According to numbers just released by the Iranian Mines and Mining Industries Development and Renovation Organization, Iran delivered over a quarter billion tons of mineral products through the first eleven months of the Iranian year.

The country’s overall mineral production for the first eleven months of the year totaled 284 million metric tons. Output for Bahman, the eleventh month of the year, fell by 7% month-on-month, totaling 24.9 million metric tons.

Iran’s aluminium sector turned out 269,915 tons of aluminium ingots for the first eleven months of the Solar Hijri year, which was a 1.03% decline over the same period last year. The country’s sector is composed of three major producers: Iran Aluminum Company, Hormozal Aluminum Company, and Almahdi Aluminum Company.

The publicly-traded Iran Aluminum Company (IRALCO), which was the first firm in the country to produce aluminium, produced 124,912 tons through the month of Bahman. IRALCO’s alumina powder output was off slightly over the period, falling 3.73% to 215,209 tons.

Hormozal Aluminum Company, which jointly operates a 147-thousand-metric-tons-per-year smelter in the southern port city of Bandar Abbas with a firm from Italy, produced 89,090 tons of aluminium for the first eleven months of the Iranian year of 1395.

Almahdi Aluminum Company smelted a total of 55,973 tons through February 18.

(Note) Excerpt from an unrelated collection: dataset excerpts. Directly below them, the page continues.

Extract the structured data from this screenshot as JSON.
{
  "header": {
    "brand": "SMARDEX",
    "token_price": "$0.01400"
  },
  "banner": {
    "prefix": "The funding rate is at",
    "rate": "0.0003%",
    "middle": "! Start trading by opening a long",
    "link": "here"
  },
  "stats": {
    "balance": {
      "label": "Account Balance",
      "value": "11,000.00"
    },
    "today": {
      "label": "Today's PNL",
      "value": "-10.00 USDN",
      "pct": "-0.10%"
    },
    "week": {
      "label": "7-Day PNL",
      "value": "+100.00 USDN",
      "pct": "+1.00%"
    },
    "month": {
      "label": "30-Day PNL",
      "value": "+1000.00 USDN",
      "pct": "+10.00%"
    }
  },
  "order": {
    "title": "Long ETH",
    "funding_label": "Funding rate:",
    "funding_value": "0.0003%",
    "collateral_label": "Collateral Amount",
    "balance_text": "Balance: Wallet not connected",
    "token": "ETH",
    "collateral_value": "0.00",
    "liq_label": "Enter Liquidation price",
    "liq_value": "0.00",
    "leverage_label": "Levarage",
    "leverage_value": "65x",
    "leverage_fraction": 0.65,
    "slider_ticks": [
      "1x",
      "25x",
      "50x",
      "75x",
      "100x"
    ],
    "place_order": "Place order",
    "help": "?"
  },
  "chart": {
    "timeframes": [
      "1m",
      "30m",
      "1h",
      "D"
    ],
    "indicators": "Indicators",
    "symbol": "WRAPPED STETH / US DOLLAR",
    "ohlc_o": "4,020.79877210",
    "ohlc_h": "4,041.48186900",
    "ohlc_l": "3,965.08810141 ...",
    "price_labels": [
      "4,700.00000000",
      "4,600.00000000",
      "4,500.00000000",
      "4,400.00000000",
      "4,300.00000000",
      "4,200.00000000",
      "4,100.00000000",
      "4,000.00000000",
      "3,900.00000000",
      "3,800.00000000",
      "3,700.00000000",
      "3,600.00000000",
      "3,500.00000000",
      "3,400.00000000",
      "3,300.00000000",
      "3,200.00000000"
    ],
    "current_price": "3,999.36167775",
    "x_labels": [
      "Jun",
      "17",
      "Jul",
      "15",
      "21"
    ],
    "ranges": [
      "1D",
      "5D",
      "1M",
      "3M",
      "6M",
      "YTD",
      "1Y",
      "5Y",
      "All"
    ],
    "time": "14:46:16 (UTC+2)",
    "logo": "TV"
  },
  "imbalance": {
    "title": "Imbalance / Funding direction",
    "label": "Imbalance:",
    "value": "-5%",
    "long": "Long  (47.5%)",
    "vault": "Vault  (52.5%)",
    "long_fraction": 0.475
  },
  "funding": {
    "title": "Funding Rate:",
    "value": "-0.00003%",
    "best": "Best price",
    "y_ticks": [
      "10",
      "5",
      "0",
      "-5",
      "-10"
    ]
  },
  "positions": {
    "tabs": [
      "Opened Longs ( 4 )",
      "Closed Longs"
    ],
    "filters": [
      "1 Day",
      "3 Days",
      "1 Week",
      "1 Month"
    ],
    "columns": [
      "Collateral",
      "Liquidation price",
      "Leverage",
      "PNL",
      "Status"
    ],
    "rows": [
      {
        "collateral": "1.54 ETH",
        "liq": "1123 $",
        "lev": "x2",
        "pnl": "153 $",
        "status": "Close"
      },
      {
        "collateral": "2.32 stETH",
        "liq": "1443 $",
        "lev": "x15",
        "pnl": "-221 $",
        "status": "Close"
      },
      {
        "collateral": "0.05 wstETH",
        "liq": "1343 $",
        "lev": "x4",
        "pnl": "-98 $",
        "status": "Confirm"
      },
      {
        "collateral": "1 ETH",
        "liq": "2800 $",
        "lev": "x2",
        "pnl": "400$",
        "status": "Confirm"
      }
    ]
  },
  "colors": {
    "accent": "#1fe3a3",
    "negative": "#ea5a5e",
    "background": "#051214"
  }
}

Though still developing, Iran’s mining sector is a significant contributor to the global mineral market, typically ranked among the top fifteen mineral-rich countries on Earth. The Persian country boasts sixty-eight types of minerals under its soil, totaling some 37 billion metric tons of proven resources and over 57 million metric tons of potential reserves. Iran’s total reserves are estimated to be worth US$770 billion in 2014 dollars, but it is not a significant contributor to the country’s economy, accounting for only 4% of the nation’s GDP. The country’s mining sector is hampered by a lack of appropriate infrastructure, legal barriers, difficulties in exploration, and the government’s control over the entirety of the country’s mineral resources.